Despite the cold weather bearing down on Springfield this past week, there has been plenty of talk of sunshine in Illinois politics. It began on January 14, as newly minted Attorney General Kwame Raoul stated, “I will do my part to let in sunshine … and make the office work proactively to create transparency in government.” Then, `Governor J.B. Pritzker’s first executive order asked agencies to provide detailed plans on how they will make their data more accessible to the public.

These are the kind of commitments that make good government advocates feel all warm and toasty. But, we never can get too cozy, because protecting the public’s access to information takes constant vigilance. Recent analyses by the BGA’s Policy and Civic Engagement teams show us why. One review found that legislators introduced nearly 200 bills that changed the Freedom of Information Act (FOIA) in the last General Assembly. Another examination showed that government agencies continue to violate public records laws at a high frequency, despite changes in 2009 that were intended to increase FOIA compliance.

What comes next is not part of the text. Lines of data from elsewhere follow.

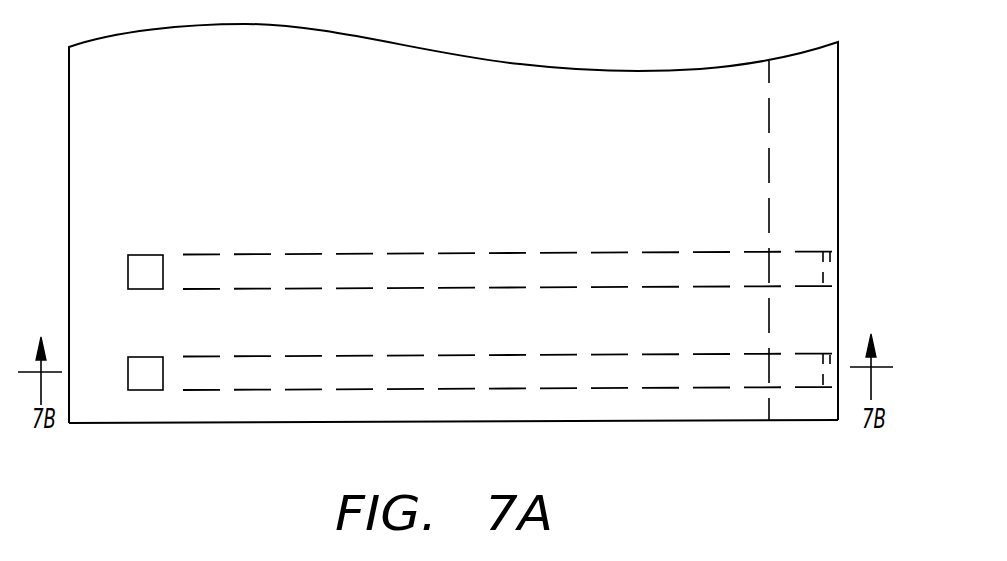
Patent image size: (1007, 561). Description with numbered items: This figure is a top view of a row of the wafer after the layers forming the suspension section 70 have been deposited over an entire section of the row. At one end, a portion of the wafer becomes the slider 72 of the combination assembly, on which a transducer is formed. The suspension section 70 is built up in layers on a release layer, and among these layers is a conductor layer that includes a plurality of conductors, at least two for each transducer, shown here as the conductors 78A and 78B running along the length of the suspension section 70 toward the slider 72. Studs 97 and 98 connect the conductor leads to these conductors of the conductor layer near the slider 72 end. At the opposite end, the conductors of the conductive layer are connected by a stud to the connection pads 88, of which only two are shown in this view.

The suspension section 70 is at (92, 181).
The slider 72 is at (801, 405).
The conductor 78A is at (243, 366).
The conductor 78B is at (257, 268).
The connection pads 88 is at (137, 273).
The stud 97 is at (838, 242).
The stud 98 is at (840, 325).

Attorney General Raoul on Monday pledged to adequately resource the Public Access Counselor (PAC), which is the office charged with enforcing the state’s transparency laws. The PAC currently has 20 employees and a backlog of complaints documented by ProPublica reporting. Increasing the capacity of this body would be a good first step for Illinois’ new attorney general. Yet, even with a larger office, the PAC may only be able to do so much. The BGA’s examination of 27,553 FOIA reviews done by the PAC between April 2010 and March 2018 shows how problematic non-compliance has become. For example, governments across Illinois had outright ignored about 17 percent of the requests in the sample, in direct violation of state law.

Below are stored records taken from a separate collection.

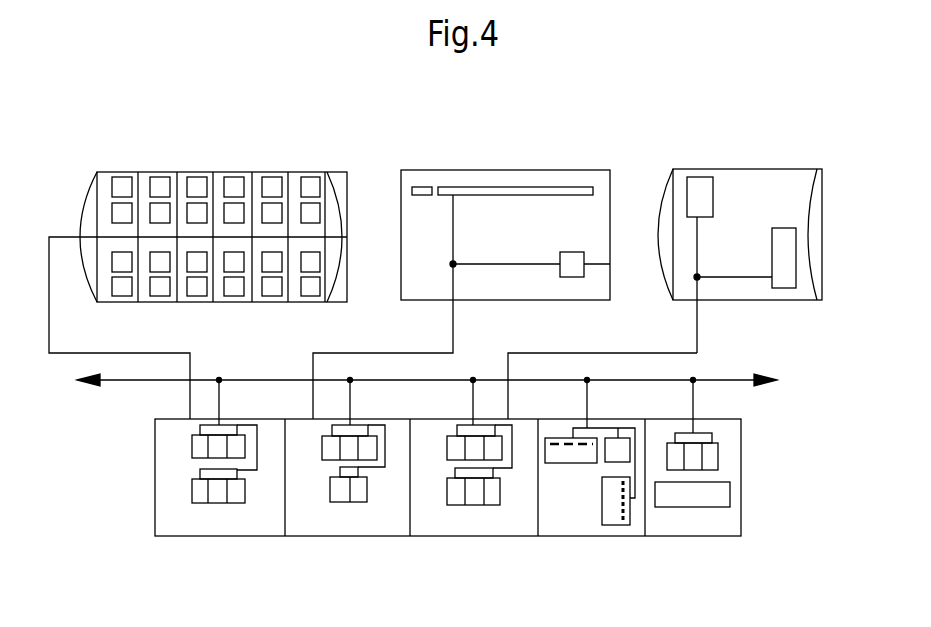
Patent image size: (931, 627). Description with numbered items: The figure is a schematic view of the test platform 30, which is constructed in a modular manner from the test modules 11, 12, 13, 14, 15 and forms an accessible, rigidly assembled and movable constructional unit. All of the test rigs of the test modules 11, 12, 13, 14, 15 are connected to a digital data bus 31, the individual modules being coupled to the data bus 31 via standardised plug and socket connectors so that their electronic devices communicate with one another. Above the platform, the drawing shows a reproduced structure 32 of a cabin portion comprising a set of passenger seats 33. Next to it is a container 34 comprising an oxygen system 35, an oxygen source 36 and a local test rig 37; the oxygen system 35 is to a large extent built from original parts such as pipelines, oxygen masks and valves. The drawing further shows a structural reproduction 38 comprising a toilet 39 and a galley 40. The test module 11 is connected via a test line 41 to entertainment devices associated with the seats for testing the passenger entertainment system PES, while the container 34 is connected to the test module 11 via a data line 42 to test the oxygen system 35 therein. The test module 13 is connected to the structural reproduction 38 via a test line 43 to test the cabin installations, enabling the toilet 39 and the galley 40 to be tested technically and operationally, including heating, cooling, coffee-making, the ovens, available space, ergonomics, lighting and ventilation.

The test module 11 is at (210, 537).
The test module 12 is at (335, 537).
The test module 13 is at (500, 537).
The test module 14 is at (590, 537).
The test module 15 is at (682, 537).
The test platform 30 is at (777, 430).
The data bus 31 is at (118, 382).
The reproduced structure 32 is at (143, 172).
The passenger seats 33 is at (197, 177).
The container 34 is at (505, 170).
The oxygen system 35 is at (578, 187).
The oxygen source 36 is at (420, 187).
The local test rig 37 is at (610, 264).
The structural reproduction 38 is at (790, 169).
The toilet 39 is at (697, 177).
The galley 40 is at (783, 288).
The test line 41 is at (190, 365).
The data line 42 is at (395, 353).
The test line 43 is at (508, 353).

Representatives of the PAC stated, “far too often, government offices are choosing to ignore the law and working to thwart the Public Access Counselor.” Stopping compliance problems before they start would help make the PAC more efficient and bring a bit of sunshine to Illinois.

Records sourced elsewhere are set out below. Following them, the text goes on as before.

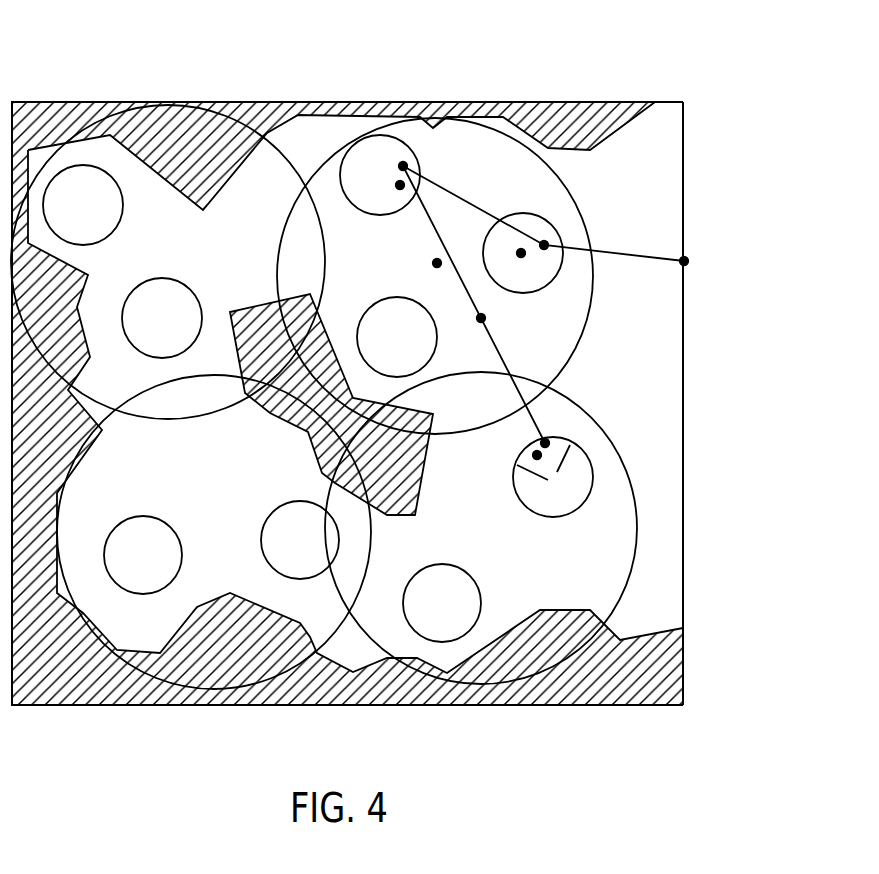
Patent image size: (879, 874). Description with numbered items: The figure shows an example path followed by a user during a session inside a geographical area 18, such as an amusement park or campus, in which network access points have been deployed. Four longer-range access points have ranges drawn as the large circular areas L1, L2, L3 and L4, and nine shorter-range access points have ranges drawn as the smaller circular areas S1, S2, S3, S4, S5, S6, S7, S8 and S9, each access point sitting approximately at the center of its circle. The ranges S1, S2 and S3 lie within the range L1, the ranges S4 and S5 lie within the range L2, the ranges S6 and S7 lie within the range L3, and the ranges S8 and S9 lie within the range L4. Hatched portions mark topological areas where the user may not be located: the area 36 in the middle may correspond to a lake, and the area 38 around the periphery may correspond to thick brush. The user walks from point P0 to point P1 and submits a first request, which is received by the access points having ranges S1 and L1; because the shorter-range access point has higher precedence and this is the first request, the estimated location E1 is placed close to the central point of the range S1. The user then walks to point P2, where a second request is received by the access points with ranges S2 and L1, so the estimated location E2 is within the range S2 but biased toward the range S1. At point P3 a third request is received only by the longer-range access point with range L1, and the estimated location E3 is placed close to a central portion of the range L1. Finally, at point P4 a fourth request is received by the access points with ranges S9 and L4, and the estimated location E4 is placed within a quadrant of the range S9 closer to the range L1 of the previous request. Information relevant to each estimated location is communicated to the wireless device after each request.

The area 38 is at (329, 101).
The geographical area 18 is at (669, 102).
The area 36 is at (321, 305).
The range L1 is at (503, 161).
The range L2 is at (188, 255).
The range L3 is at (233, 541).
The range L4 is at (502, 541).
The range S1 is at (513, 265).
The range S2 is at (372, 186).
The range S3 is at (408, 351).
The range S4 is at (173, 331).
The range S5 is at (95, 213).
The range S6 is at (157, 573).
The range S7 is at (313, 558).
The range S8 is at (453, 620).
The range S9 is at (570, 505).
The point P0 is at (687, 259).
The point P1 is at (548, 243).
The point P2 is at (406, 163).
The point P3 is at (484, 321).
The point P4 is at (547, 441).
The estimated location E1 is at (521, 258).
The estimated location E2 is at (399, 191).
The estimated location E3 is at (436, 268).
The estimated location E4 is at (534, 452).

During the last major effort to strengthen FOIA, House Speaker Michael Madigan noted that penalties, stiff ones, would help compel compliance. However, the penalties those amendments imposed have not been enough to inspire a culture of transparency. Perhaps that’s because even after the PAC gets through its backlog, reviews an agency’s actions, and finds that a violation has occurred, no fine can be imposed until a court determines that the violation was “willful.” In practical terms, this means fines are rarely seen.

Governor Pritzker’s executive order indicates that he is hoping to hold agencies to the “highest degree of transparency accountability standards.” Hopefully, he and the attorney general will work with legislators to make transparency a default. Requiring agencies to show that a tangible harm will occur from the release of a record before they claim an exemption, as federal law requires, and lowering the requirement that a court must determine a violation was willful before any penalty, however small, can be imposed, are two ways to make this happen.

Despite the current cold spurt, the Farmer’s Almanac forecasts a warmer-than-average winter for Illinois. Time will tell. Perhaps we’ll see some sunny days in Springfield, and the prediction will come true.